Fukamizo T, Ohkawa T, Ikeda Y, Goto S
Laboratory of Biophysical Chemistry, Faculty of Agriculture, Kinki University, Nara, Japan.
Biochim Biophys Acta. 1994 Apr 13;1205(2):183-8. doi: 10.1016/0167-4838(94)90232-1.
Partially (25-35%) N-acetylated chitosan was digested by chitosanase from Bacillus pumilus BN-262, and structures of the products, partially N-acetylated chitooligosaccharides, were analyzed in order to investigate the specificity of the chitosanase. The chitosanase produced glucosamine (GlcN) oligosaccharides abundantly, indicating that the chitosanase splits the beta-1,4-glycosidic linkage of GlcN-GlcN. The chitosanase also produced hetero-oligosaccharides consisting of glucosamine and N-acetyl-D-glucosamine (GlcNAc). Three types of the hetero-oligosaccharides purified by cation-exchange chromatography and HPLC were found to have GlcNAc residue at their reducing end and GlcN residue at their non-reducing end, indicating that the chitosanase can also split the linkage of GlcNAc-GlcN. The determination of the mode of action toward partially N-acetylated chitosan enables a classification of chitosanases according to their specificities and a more precise definition of chitosanases.
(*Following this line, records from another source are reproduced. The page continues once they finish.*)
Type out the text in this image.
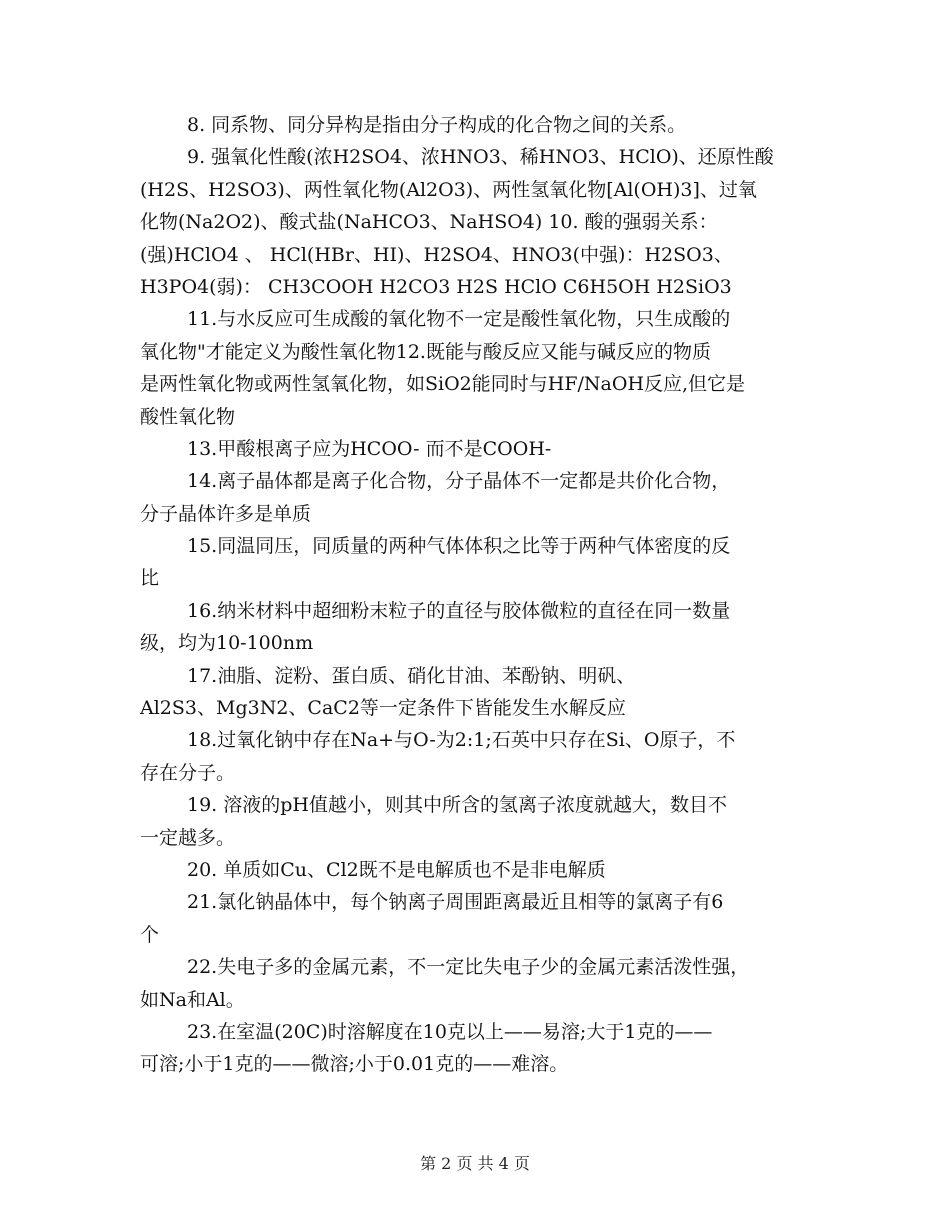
8. 同系物、同分异构是指由分子构成的化合物之间的关系。
9. 强氧化性酸(浓H2SO4、浓HNO3、稀HNO3、HClO)、还原性酸
(H2S、H2SO3)、两性氧化物(Al2O3)、两性氢氧化物[Al(OH)3]、过氧
化物(Na2O2)、酸式盐(NaHCO3、NaHSO4) 10. 酸的强弱关系：
(强)HClO4 、 HCl(HBr、HI)、H2SO4、HNO3(中强)：H2SO3、
H3PO4(弱)： CH3COOH H2CO3 H2S HClO C6H5OH H2SiO3
11.与水反应可生成酸的氧化物不一定是酸性氧化物，只生成酸的
氧化物"才能定义为酸性氧化物12.既能与酸反应又能与碱反应的物质
是两性氧化物或两性氢氧化物，如SiO2能同时与HF/NaOH反应,但它是
酸性氧化物
13.甲酸根离子应为HCOO- 而不是COOH-
14.离子晶体都是离子化合物，分子晶体不一定都是共价化合物，
分子晶体许多是单质
15.同温同压，同质量的两种气体体积之比等于两种气体密度的反
比
16.纳米材料中超细粉末粒子的直径与胶体微粒的直径在同一数量
级，均为10-100nm
17.油脂、淀粉、蛋白质、硝化甘油、苯酚钠、明矾、
Al2S3、Mg3N2、CaC2等一定条件下皆能发生水解反应
18.过氧化钠中存在Na+与O-为2:1;石英中只存在Si、O原子，不
存在分子。
19. 溶液的pH值越小，则其中所含的氢离子浓度就越大，数目不
一定越多。
20. 单质如Cu、Cl2既不是电解质也不是非电解质
21.氯化钠晶体中，每个钠离子周围距离最近且相等的氯离子有6
个
22.失电子多的金属元素，不一定比失电子少的金属元素活泼性强，
如Na和Al。
23.在室温(20C)时溶解度在10克以上——易溶;大于1克的——
可溶;小于1克的——微溶;小于0.01克的——难溶。
第 2 页 共 4 页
用短小芽孢杆菌BN-262产生的壳聚糖酶消化部分(25%-35%)N-乙酰化壳聚糖,并对产物部分N-乙酰化壳寡糖的结构进行分析,以研究该壳聚糖酶的特异性。该壳聚糖酶大量产生氨基葡萄糖(GlcN)寡糖,表明该壳聚糖酶能切断GlcN-GlcN的β-1,4-糖苷键。该壳聚糖酶还产生由氨基葡萄糖和N-乙酰-D-葡萄糖胺(GlcNAc)组成的杂合寡糖。通过阳离子交换色谱和高效液相色谱纯化的三种杂合寡糖在其还原端有GlcNAc残基,在其非还原端有GlcN残基,这表明该壳聚糖酶也能切断GlcNAc-GlcN的连接。确定壳聚糖酶对部分N-乙酰化壳聚糖的作用方式,能够根据壳聚糖酶的特异性对其进行分类,并对壳聚糖酶进行更精确的定义。